Merince Kogoya, finalis Miss Papua Pegunungan, kini menjadi sorotan setelah dikeluarkan dari ajang Miss Indonesia 2025. Keputusan tersebut mengejutkan banyak pihak dan mengundang reaksi beragam dari publik, terutama di kalangan penggemar pagelaran kecantikan. Penyebab utama dari pemulangan Merince adalah video yang viral di media sosial, di mana ia terlihat mengibarkan bendera Israel. Kontroversi ini memicu diskusi sengit di kalangan netizen, di mana beberapa di antaranya menunjukkan sikap pro Palestina.
Dalam unggahannya di Instagram Story, Merince meluapkan kekecewaannya. Ia menekankan bahwa perjalanan yang dilaluinya selama empat bulan untuk mencapai tahap finalis bukanlah hal yang mudah. “Tuhan tidak pernah buta melihat perjuangan anak-Nya,” tulisnya, menggambarkan tantangan dan pengorbanan yang telah ia lakukan. Ia juga mengungkapkan rasa sakitnya ketika posisinya diambil alih dalam waktu singkat karena tekanan dari publik.
Merince menilai bahwa pandangan netizen, khususnya yang pro Palestina, berkontribusi besar terhadap keputusannya untuk dikeluarkan. Dalam pernyataannya, ia menyebutkan bahwa ia hanya berusaha menjalankan keyakinannya sebagai pengikut Kristus, yang mendoakan perdamaian dan pertobatan bagi Israel. Namun, publik memandang tindakan tersebut dengan cara yang berbeda.
Desakan dari netizen terkait pandangan pro Palestina semakin memanas usai video tersebut tersebar. Dalam konteks ini, Merince merasa bahwa informasi mengenai keyakinannya telah disalahartikan dan menimbulkan persepsi yang tidak akurat. “Nyawa jadi taruhan di situasi penembakan, kami pergi untuk pembuatan video profil,” ujarnya, menyatakan beratnya perjuangan yang harus dihadapi timnya, termasuk risiko yang diambil untuk menyukseskan konten promosi.
Penjatahan posisi Merince menambah kerumitan di dunia pageantry Indonesia. Karmen Anastasya kini menggantikan posisinya sebagai perwakilan Miss Papua Pegunungan. Dengan terjadinya pemecatan ini, semakin jelas bahwa pubik sangat memperhatikan sikap dan pernyataan yang diambil oleh para kontestan.
Merince juga menyampaikan permintaan maaf kepada timnya dan masyarakat Papua Pegunungan. Ia berharap agar perjuangannya tetap bisa memberi inspirasi meski harus terhenti di ajang tersebut. “Saya sudah berusaha memberikan yang terbaik, namun nyatanya keputusan diambil berdasarkan pro Palestina yang berbeda pendapat dengan keyakinan saya,” tutup Merince.

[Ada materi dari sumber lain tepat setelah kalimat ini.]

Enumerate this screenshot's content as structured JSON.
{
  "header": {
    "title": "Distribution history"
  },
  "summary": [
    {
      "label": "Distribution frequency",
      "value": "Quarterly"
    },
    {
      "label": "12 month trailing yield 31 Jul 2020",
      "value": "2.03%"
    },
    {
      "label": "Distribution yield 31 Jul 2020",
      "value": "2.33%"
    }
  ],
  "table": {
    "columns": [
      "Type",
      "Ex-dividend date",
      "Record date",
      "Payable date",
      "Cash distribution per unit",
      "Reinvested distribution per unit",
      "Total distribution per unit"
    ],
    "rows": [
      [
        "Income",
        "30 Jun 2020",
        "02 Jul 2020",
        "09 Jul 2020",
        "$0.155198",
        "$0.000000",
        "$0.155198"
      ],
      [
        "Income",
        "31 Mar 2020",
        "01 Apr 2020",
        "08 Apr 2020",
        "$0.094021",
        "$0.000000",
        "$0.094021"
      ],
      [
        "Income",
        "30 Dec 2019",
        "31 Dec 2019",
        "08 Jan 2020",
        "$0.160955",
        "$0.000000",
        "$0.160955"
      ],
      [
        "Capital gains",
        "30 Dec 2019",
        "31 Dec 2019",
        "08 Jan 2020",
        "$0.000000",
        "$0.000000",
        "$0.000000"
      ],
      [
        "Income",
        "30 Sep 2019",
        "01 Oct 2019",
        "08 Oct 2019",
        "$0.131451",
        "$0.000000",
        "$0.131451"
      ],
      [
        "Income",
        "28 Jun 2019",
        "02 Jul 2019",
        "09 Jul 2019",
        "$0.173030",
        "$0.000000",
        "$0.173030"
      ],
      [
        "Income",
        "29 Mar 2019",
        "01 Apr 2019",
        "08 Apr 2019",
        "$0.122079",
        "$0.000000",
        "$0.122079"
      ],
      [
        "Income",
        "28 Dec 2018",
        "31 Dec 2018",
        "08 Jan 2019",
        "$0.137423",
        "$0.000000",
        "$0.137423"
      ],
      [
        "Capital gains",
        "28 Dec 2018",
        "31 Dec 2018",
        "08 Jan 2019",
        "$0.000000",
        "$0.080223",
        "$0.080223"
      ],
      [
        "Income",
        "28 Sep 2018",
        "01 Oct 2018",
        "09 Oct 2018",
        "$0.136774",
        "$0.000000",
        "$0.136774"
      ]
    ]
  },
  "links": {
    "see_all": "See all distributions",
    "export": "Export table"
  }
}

Kasus ini menunjukkan betapa kuatnya pengaruh media sosial dalam mempengaruhi keputusan di ajang tertentu. Ketika pendapat publik mendominasi, suara individu dapat terpinggirkan. Hal ini menimbulkan pertanyaan tentang batasan yang ada dalam menyatakan keyakinan di platform publik, serta dampaknya bagi seseorang di dunia yang sangat terbuka seperti pageantry. Perdebatan ini juga mencerminkan ketegangan yang ada dalam isu yang lebih luas, yaitu konflik Israel-Palestina, yang terus menjadi sorotan dunia.
Ke depan, situasi ini bisa jadi pelajaran bagi penyelenggara ajang kecantikan dan para kontestan mengenai sensitivitas isu yang dapat merugikan posisi mereka. Menjadi penting bagi mereka untuk mempertimbangkan pengaruh dari pernyataan publik, terutama yang melibatkan isu-isu yang kompleks dan penuh kontroversi. Merince Kogoya kini menjadi simbol dari pertarungan antara kebebasan berbicara dan konsekuensi dari pilihan sikap, di mana setiap langkah harus diambil dengan hati-hati.